Une belle surprise que ce premier film de Jean-Paul Rouve et une oeuvre cohérente de bout en bout. En effet, l'acteur-réalisateur nous donne à voir sa vision du personnage de Spagiari qu'il présente comme un loser magnifique et mégalomane qui s'invente une vie de vedette. Alors, bien sûr, le metteur en scène occulte les aspects pas du tout recommandables du personnage et son idéologie nauséabonde mais il n'a pas cherché à faire un film historique, polémique ou politique mais a voulu distraire. Certains bougons diront alors qu'il aurait dû créer un personnage de toutes pièces mais la personnalité tout comme les "exploits" de ce bandit sont quand même "bigger than life" et diablement cinématographiques. Voici donc un hommage esthétique aux années 70-80 réussi grâce à une affiche qui rappelle celles des Belmondo de l'époque, un générique qui recourt à la technique du split screen qui n'est pas sans évoquer celui d'"Amicalement Vôtre", une ouverture sur le portrait de Giscard d'Estaing amusante, une photographie aux couleurs un peu passées, une reconstitution de l'Amérique du Sud qui fait immédiatement penser à "Tintin et les Picaros" avec ses soldats d'opérette et son carnaval, ses enchaînements pour introduire les flash-back judicieusement travaillés, sa bande-son nostalgique sans devenir envahissante, le policier fan de Renaud et qui en a adopté l'apparence. Et puis, l'interprétation est à la hauteur avec un Gilles Lelouch magnifique dans son pull jacquard du plus bel effet jouant un faux journaliste de Paris Match ( le seul hebdomadaire people de l'époque avec VSD ) qui finit par trouver le bandit terriblement attachant, une Alice Taglioni douce et sexy dans un rôle de bourgeoise rebelle ( à quand un grand premier rôle pour elle loin de la comédie? ) et un Jean-Paul Rouve tour à tour flamboyant, délirant, amusant, détestable, irritant, attachant, émouvant, frustré, apeuré de sombrer dans l'anonymat et voulant rendre inoubliable chaque instant de sa vie...
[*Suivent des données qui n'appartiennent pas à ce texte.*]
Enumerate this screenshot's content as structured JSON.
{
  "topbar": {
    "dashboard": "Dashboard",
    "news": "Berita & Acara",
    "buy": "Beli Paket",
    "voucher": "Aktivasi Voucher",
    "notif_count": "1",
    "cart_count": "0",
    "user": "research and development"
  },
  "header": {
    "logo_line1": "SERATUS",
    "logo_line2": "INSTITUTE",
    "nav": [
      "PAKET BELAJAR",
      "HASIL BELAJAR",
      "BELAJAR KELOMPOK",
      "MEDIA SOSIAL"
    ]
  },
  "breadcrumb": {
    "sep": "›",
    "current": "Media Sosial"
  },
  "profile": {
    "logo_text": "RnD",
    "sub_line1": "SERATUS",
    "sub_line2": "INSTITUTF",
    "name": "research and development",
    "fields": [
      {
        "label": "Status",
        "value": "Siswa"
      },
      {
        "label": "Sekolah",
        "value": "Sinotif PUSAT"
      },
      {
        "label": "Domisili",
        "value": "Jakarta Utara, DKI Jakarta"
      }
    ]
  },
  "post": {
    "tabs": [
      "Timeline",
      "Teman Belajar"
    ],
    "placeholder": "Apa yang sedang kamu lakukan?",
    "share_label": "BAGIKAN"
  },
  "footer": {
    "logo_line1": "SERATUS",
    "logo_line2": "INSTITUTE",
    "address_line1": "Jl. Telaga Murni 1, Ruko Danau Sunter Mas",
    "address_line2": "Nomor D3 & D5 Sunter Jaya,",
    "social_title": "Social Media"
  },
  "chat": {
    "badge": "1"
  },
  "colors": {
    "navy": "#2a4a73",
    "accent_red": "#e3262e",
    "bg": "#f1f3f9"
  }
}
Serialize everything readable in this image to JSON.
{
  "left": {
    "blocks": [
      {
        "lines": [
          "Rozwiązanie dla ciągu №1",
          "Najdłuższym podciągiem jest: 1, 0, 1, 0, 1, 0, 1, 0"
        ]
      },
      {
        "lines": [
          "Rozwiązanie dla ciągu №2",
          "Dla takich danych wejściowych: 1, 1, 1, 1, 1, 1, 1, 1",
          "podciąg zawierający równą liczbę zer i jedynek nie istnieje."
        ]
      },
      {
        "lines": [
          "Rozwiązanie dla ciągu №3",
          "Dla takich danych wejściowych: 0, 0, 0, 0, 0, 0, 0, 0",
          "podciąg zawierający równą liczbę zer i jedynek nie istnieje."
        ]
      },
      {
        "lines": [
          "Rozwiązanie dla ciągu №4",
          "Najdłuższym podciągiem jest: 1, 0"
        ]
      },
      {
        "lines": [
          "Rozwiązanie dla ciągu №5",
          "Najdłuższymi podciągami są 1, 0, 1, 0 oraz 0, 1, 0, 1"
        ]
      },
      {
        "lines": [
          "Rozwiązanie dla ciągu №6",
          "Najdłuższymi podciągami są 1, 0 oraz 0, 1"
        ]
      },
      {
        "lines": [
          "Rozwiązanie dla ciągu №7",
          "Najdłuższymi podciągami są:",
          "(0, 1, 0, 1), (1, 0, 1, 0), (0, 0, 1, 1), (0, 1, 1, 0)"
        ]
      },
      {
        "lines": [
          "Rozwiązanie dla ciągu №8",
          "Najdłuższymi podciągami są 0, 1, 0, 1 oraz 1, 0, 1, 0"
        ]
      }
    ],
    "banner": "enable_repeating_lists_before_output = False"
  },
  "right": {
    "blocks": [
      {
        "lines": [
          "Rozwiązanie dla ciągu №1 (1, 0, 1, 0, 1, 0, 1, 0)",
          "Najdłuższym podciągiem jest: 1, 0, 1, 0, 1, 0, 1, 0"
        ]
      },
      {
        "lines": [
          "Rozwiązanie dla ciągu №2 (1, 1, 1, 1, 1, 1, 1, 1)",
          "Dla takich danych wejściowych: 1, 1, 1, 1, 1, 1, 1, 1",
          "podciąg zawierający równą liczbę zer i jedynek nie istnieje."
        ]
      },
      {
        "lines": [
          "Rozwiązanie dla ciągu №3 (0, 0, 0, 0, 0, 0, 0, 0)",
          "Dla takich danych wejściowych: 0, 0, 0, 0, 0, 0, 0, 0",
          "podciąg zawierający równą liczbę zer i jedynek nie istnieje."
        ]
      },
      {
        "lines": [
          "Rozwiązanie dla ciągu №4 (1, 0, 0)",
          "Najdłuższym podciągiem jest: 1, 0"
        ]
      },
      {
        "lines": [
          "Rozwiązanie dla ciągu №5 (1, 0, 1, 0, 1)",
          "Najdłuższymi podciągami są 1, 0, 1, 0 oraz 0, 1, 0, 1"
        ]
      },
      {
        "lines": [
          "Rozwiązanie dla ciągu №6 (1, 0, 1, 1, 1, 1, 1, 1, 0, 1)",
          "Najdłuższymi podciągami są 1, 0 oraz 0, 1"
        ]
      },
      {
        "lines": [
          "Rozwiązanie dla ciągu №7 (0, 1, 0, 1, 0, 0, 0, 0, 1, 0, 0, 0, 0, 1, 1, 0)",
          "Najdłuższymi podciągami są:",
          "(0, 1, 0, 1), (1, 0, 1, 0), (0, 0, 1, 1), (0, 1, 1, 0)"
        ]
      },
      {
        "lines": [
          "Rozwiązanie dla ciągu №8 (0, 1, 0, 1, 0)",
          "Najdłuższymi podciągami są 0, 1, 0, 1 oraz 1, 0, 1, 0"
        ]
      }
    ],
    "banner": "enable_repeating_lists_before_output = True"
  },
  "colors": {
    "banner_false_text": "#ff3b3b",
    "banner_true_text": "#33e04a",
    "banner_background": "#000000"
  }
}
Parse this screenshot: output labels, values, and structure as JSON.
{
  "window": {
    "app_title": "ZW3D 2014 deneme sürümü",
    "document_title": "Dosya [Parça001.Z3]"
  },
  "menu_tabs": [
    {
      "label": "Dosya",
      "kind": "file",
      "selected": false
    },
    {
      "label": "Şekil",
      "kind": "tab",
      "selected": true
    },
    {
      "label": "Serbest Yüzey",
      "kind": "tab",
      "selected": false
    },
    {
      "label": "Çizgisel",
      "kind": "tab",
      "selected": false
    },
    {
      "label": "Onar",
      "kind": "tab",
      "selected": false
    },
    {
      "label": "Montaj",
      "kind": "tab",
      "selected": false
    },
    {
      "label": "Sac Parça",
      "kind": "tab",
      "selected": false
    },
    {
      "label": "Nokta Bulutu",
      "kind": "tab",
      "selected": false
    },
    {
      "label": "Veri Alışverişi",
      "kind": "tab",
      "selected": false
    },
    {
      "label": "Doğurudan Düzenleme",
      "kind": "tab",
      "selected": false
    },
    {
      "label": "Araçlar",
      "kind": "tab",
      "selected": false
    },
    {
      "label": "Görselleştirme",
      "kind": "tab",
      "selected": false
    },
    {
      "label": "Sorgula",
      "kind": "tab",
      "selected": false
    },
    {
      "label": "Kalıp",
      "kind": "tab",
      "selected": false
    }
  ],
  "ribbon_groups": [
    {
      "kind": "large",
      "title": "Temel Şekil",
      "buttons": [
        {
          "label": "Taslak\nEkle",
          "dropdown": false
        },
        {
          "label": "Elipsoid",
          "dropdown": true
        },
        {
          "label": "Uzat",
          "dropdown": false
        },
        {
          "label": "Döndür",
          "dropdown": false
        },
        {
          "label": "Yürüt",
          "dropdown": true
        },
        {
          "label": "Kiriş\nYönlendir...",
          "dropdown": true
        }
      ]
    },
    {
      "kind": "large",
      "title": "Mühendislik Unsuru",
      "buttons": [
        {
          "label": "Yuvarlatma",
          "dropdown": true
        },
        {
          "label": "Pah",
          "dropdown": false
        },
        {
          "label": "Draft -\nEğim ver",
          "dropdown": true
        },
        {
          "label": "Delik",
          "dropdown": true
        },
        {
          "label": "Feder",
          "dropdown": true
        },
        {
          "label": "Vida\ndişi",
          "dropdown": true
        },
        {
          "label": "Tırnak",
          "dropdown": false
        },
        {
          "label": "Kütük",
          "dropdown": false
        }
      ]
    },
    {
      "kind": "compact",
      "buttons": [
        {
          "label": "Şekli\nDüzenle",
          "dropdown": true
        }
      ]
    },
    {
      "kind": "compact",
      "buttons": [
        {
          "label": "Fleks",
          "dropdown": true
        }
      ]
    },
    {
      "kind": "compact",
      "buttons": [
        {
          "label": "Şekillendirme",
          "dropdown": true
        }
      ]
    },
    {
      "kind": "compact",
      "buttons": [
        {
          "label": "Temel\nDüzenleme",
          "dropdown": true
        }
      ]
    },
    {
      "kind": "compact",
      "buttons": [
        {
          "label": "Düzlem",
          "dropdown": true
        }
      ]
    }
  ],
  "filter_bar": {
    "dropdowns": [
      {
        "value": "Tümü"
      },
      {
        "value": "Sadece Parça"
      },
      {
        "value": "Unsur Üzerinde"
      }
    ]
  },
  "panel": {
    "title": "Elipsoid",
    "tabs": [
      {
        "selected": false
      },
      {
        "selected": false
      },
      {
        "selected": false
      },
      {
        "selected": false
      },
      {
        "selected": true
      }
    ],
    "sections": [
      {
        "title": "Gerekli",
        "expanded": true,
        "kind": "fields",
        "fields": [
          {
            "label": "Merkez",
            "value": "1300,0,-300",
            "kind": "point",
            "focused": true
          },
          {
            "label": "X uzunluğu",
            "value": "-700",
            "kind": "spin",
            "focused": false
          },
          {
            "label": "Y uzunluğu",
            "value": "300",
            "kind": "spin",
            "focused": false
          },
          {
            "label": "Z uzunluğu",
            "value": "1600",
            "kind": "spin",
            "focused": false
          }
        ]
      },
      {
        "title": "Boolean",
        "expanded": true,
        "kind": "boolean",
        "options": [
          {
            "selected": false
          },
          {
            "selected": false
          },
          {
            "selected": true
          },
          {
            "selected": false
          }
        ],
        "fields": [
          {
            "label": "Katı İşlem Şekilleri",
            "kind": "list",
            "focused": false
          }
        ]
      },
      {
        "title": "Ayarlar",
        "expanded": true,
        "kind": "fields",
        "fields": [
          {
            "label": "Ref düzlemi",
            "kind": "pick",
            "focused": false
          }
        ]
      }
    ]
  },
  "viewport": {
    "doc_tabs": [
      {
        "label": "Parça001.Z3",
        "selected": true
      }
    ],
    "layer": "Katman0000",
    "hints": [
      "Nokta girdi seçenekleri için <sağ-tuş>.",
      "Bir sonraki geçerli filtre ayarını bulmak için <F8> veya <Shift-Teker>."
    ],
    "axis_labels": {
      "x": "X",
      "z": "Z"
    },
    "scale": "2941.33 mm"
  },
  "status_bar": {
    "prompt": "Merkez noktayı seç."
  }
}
Un bon film qui s'attache surtout à décrire la personnalité de Spagiari, un personnage que certain qualifieront de "haut en couleur", pour ma part je dirai plutôt burlesque, pousser dans une recherche obsessionnelle de "notoriété" qui finit en une cavale anonyme. La fin est déroutante tant on comprend mal pourquoi le flic/journaliste le laisse filer, alors qu'à aucun moment dans le film, on ne ressent un quelconque lien entre les deux personnages.
Pas mal du tout comme film qui arrive à vous faire tenir dans votre fauteuil tout du long de la projection malgré un manque d’action évident… C’est la richesse du montage et les come-backs incessants, mais clairs, qui font de ce film un bon film… en plus, bien sûr d’une histoire solide et qui semble vraie (je n’ai pas vérifié si elle l’était).
Pour un 1er film réalisé, JP. Rouve s'en sort plutôt très bien. Aucun temps mort, des plans et des scènes bien travaillés, des allers-retours avec le passé bien imbriqués, on ne s'y perd jamais. Un très bon moment de cinéma.